Fertility preservation advice vital for transgender people
15 Feb 2019
“When my son is older and says to me ‘mum, who is my dad?’ I will tell him the truth and explain that I am his dad, but I am also his mum,” says transgender mum Jamie. “It will be a difficult conversation but there are some things you cannot lie about and hide.”
Jamie lives with her partner Samantha and their six-month-old son Toby in Cambridgeshire.
Fertility preservation advice
The conversation about fertility preservation happens too late for many transgender individuals.
Jamie says “There doesn’t seem to be that much support for trans people prior to transition with regards to fertility preservation and storing sperm or eggs.
I think the best time for the issue of fertility preservation to be broached is once you have seen the psychiatrist or therapist and before you go to the gender clinic. By the time you get to the gender clinic you just want to get on with taking the hormones and having to make a rushed decision about freezing sperm or eggs would just cause a delay and hold you back.
Trans people, especially if they don’t currently have a partner, will be thinking in the ‘here and now’ but they should consider how they might feel about having a child in ten or twenty years from now. If the first time this is mentioned is when you attend the gender clinic for your initial appointment this might feel overwhelming – and it could be too late for many.”
Love at first sight
Jamie and Samantha started trying for a baby before Jamie transitioned.
The couple met four years ago through an online dating site when Jamie was still living as a male. Jamie confided in Samantha that she had sought advice on transitioning from male to female, but it didn’t affect their blossoming relationship and after four months they were living together.
“Things got serious pretty quickly,” says Jamie. “We just clicked on our first date and it felt as though we’d known each other our whole lives. I have spent my whole life wishing I was born female. It took me a long while to accept it and do something about it and, because I am autistic, I hadn’t quite understood it”.
Like many couples, one of the first things that Samantha and Jamie discussed was the subject of children. “I had always wanted children and we knew that once I transitioned we wouldn’t be able to have them naturally because the hormone therapy stops sperm production,” she says.
Fertility difficulties
The couple started trying for a baby in earnest and assumed that as they were still in their mid-twenties they wouldn’t have any difficulties conceiving.
Samantha 28 says: “It hadn’t occurred to me that we would have fertility problems, we are both healthy and active and neither of us are overweight or smoke or drink. A lot of my friends had their children quite young and were already on their second or third child. We were both devastated that I wasn’t getting pregnant. I had been on the mini-pill for a number of years,” she explains “and when I came off it my periods were really irregular. I was told that they would go back to normal but they never did. So that I would know when I was ovulating I was advised by my GP to use ovulation sticks but all the time I used them I never got a full smiley face, just a little one.”

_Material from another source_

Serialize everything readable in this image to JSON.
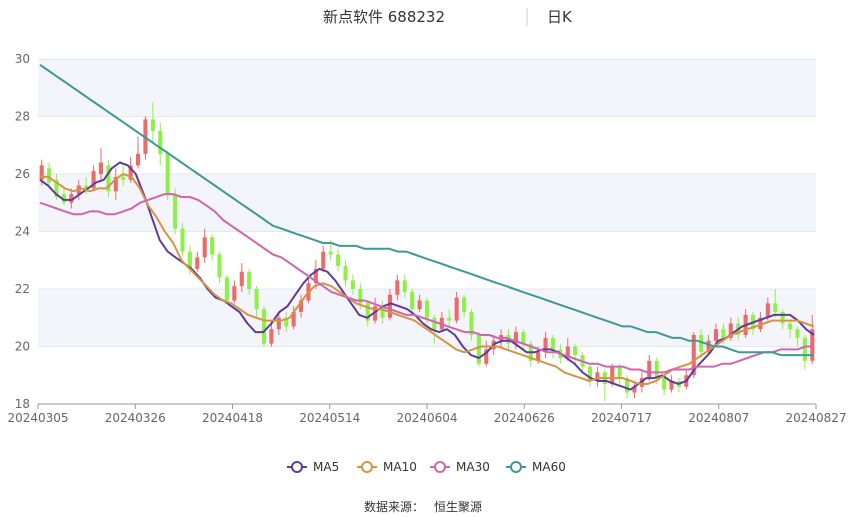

The couple went back to their GP and were referred for hospital tests which revealed that there were issues with both of them which could be affecting their fertility. They were told that they would be eligible for fertility treatment.
Open about transition
“We went along to an open day at Bourn Hall and were open from the outset about Jamie’s plans to transition,” says Samantha. “They spoke to us about fertility preservation, so as well as the IVF treatment Jamie had the maximum allowed amount of sperm frozen for future use because once her hormone treatment started she wouldn’t have any sperm left.”
At Bourn Hall Samantha and Jamie had IVF using a process called Intracytoplasmic Sperm Injection (ICSI) – which involved individually injecting one of Jamie’s sperm in to each of six eggs harvested from Samantha – before one embryo was transferred to Samantha’s womb.
Fertility preservation of sperm and embryo
A remaining embryo was frozen at Bourn Hall – as well as 22 units of Jamie’s sperm – the maximum allowed – for future IVF treatment should they want it.
The couple were delighted when their IVF treatment worked first time and Samantha vividly remembers their first scan at Bourn Hall. “We saw his little heart fluttering on the screen and we both cried,” she says.
In April 2018 Samantha and Jamie welcomed their son Toby in to the world. “I love being a mum and I cannot put in to words how much I love him,” says Samantha.
Having lived as a woman for two years Jamie is now attending appointments at a gender clinic in London and has been taking female hormones for 8 months.
Two mums
Toby will call Samantha ‘Mummy’ and Jamie ‘Mum’. His birth certificate lists Jamie as the father under her previous name and Jamie feels no need to change that.
“I don’t feel as though I have to change everything,” she says. “The truth is that I was born male; I wish I wasn’t but I cannot change that part of my life. When Toby asks me where his Dad is I will explain; I am never going to lie to him about who his actual father is because the truth is that I am.”
Hormonal and surgical treatment for gender dysphoria can impact on fertility. Fertility preservation techniques, such as sperm and egg freezing, before transition, offer the opportunity to create a family through assisted conception in the future.